Vodafone-Idea, Airtel and Jio paid 35%, 29% and 24% of this amount respectively.
Gurugram – Friday, October 11, 2019: A techINSIGHT released by techARC based on the analysis of TRAI’s annual report 2018, estimates that the telecom operators paid a total of Rs 11,838 crore as IUC or Interconnect User Charges. These charges are paid for off-net calls to the operator on whose network a call terminates.
Vodafone paid the highest, Rs 4,214 crore followed by Airtel Rs 3,411, Jio Rs 2,809 and others including BSNL/MTNL Rs 1,405 crores respectively. The average outgoing MoUs (Minutes of Usage) per annum were 312 minutes out of which 84.01% of the usage terminates on another wireless network. The off-net wireless usage is 44.66% of the total wireless minutes of usage.
Sharing more on the techINSIGHT, Faisal Kawoosa, Founder & Chief Analyst, techARC said, “While Jio has invested in an all IP network to support offering free voice calls, the disruption it entered with, incumbents are still not pure IP networks. VoLTE enablement is still an ongoing process for other operators, thus would require IUC to offset the infrastructure cost they bear on terminating a call.”
“There has to be a different mechanism to be worked out regarding IUC where nobody loses money and there is harmony among operators. One possible way could be allowing operators to charge a flat monthly fee per subscriber that they can offset the IUC against. Instead of settling interconnect charges, they would be deducting at source,” opined Faisal.
Currently, an operator pays a little over Rs 100 per annum per subscriber as IUC to other operators, which is a little over Rs 8 per month. Also, the subscriber number range for the three main operators isn’t too wide that would make one operator benefit more than the other. If an IUC is charged from at source from existing subscribers, operators would be making more or less similar amount as they make from the existing formula. The additional advantage that would come out of this method is that there would be collaborative competition among the operators rather than IUC becoming a bone of contention, which increasingly is.

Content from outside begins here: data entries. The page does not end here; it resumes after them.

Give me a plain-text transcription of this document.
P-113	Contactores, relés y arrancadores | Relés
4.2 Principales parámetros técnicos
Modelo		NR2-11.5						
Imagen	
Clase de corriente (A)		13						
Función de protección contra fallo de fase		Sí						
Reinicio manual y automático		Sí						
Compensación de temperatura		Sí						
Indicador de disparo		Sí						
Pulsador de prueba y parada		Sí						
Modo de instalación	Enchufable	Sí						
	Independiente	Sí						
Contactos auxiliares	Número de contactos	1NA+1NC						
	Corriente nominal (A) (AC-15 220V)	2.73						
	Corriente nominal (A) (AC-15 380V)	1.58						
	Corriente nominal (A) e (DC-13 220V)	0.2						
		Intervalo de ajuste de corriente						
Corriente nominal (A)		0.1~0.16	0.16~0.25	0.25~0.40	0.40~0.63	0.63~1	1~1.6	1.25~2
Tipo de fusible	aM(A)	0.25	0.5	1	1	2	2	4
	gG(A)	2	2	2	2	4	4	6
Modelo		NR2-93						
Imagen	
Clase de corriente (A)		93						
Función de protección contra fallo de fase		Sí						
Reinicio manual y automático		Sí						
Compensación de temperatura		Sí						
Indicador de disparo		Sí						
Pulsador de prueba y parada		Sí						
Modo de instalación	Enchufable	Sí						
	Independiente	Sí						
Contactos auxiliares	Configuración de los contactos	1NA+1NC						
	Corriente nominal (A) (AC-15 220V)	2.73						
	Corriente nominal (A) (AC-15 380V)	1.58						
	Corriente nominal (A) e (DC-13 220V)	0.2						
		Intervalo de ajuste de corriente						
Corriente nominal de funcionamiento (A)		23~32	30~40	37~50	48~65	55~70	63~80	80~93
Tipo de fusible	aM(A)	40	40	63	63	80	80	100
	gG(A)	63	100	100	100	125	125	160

The regulator has to enable a level playing field where a technology disruptor is at par with the incumbents, though everyone is pushed to adopt the latest technologies. The advantages in terms of being able to offer new and more services along with increasing revenue opportunities should be an outcome of technology supremacy that the operators should make as their competitive advantage. While the regulator must in a time bound manner push for new technology adoption, it must also build a healthy competitive ecosystem for the ultimate benefit of consumers.
NOTE: All the analysis is based on TRAI’s 2018 annual report published in September 2019.